In the past, many foreign productions that arrived in Cape Town came complete with actors, directors, directors of photography, set, sound and lighting managers, and even make-up artists. Local technicians were confined to supporting roles and local directors and scriptwriters didn’t get a look-in.
‘When we left film school, we had no other horizons than telenovelas, advertising or the service industry for foreign films,’ recalls Nosipho Dumisa-Ngoasheng, creator and co-director of Blood & Water. ‘We wanted to tell our stories with high-quality productions.’
To take their destiny into their own hands, Dumisa-Ngoasheng and five other directors and producers started their own production company – Gambit Films. It was a struggle as, at first, the demand for local content wasn’t sufficient to sustain their ambitions.
‘The South African market is small,’ confirms Bradley Joshua, producer of Blood & Water. ‘There are only a few companies working in the country and they are often very small. Besides, what we wanted to do wasn’t being done here. We dreamt of going international, but we knew the road ahead would be long. Then Netflix offered us an incredible shortcut.’
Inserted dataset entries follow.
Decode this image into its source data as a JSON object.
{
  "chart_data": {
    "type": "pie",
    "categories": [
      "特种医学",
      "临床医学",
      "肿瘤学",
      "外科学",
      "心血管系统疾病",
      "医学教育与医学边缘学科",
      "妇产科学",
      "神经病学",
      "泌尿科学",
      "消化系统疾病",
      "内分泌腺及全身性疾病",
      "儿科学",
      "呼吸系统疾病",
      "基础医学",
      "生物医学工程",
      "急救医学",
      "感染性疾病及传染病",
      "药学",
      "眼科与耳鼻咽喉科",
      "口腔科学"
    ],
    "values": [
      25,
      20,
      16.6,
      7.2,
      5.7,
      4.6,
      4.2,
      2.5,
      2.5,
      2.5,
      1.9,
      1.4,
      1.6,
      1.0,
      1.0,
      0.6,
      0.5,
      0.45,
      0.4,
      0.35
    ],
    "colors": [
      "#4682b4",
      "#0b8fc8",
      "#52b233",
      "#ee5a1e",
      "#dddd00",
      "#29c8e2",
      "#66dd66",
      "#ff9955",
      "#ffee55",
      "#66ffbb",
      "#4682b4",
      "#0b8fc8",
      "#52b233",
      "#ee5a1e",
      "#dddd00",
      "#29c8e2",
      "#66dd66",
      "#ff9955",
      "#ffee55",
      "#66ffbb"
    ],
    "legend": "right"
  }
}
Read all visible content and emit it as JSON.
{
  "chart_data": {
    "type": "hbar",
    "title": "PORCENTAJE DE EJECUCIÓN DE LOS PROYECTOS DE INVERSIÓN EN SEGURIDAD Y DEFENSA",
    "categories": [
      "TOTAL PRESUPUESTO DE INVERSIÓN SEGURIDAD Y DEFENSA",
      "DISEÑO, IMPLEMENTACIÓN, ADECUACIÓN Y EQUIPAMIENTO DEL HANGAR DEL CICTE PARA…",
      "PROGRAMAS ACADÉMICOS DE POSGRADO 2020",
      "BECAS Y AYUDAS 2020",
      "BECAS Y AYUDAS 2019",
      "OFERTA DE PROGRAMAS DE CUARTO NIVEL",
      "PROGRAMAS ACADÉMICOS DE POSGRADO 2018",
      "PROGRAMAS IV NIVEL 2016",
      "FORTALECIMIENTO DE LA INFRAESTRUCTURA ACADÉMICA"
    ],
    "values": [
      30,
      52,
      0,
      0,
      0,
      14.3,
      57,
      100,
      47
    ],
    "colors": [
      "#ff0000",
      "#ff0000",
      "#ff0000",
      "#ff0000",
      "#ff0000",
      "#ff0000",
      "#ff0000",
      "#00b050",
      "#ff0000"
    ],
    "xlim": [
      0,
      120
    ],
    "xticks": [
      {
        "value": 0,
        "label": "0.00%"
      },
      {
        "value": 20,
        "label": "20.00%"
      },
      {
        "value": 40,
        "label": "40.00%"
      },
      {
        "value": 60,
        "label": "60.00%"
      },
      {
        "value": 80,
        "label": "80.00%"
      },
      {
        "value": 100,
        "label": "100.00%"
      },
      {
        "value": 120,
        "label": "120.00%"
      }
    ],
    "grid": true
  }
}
The producer, still half disbelieving, remembers the day they received an email from a Netflix executive who had seen one of their films – Number 37, a Hitchcockian thriller – and was keen to meet to discuss projects. Joshua had tried a few years earlier to get in contact with Netflix but made little progress. ‘I didn’t get past reception,’ Joshua admits with a laugh.
‘We put everything into Number 37,’ he continues. ‘We made a lot of sacrifices to make a genre film with high production values.’
The film premiered at the South by Southwest film festival in Austin, Texas, in 2018 – a first for a South African film. ‘Most South African films are dramas with a social message,’ says Joshua. ‘We wanted to show that we could do something else with the best lighting and cameras.’
Blood & Water also isn’t an overt social drama – it’s a glossy teen adventure set in an elite private high school with wealthy businessmen, houses brimming with works of art and lots of infinity pools. This is a far cry from the townships in which more than a quarter of South Africa’s population lives in small ramshackle houses.
‘When people think of Africa, they think of struggle,’ says actress Khosi Ngema. ‘The series teaches them something else about Africa. South Africans can see themselves in a positive sight.’
‘It’s a question of balance,’ adds co-director Dumisa-Ngoasheng. ‘We bring a different point of view, which was missing.’
‘I’m what we call here coloured,’ says Travis Taute, co-founder of Gambit Films and co-director of Blood & Water. ‘In South Africa, the only representations of coloured people are gangsters or prostitutes, but there are middle-class and rich coloureds.’
The series does feature a drug dealer – a complex and endearing character – but she’s played by Greteli de Swardt, a blond model whose mother tongue is Afrikaans.
The approach seems to have paid off. Following the launch of Blood & Water’s first season in May 2020, success was immediate in South Africa. It soon became a Netflix chart topper across Africa and success followed in the USA, the Caribbean, Spain, Austria, Germany, the UK and France.
‘It was completely crazy’, recalls Ama Qamata, one of the show’s stars. ‘In one day, I had 100,000 new followers on Instagram… it wouldn’t stop. I was getting messages from all over the world. It was so fast!’
Blood & Water was Qamata’s first major role – she had just started a degree at Cape Town University when she landed the part. She has since starred in a long-running South African telenovela and has just been named an Adidas ambassador. She’s now considering offers of roles in Hollywood. Gambit Films is also considering an offer to make a big-budget science fiction film in the USA. The Cape Town film industry is now setting its sights on conquering Hollywood.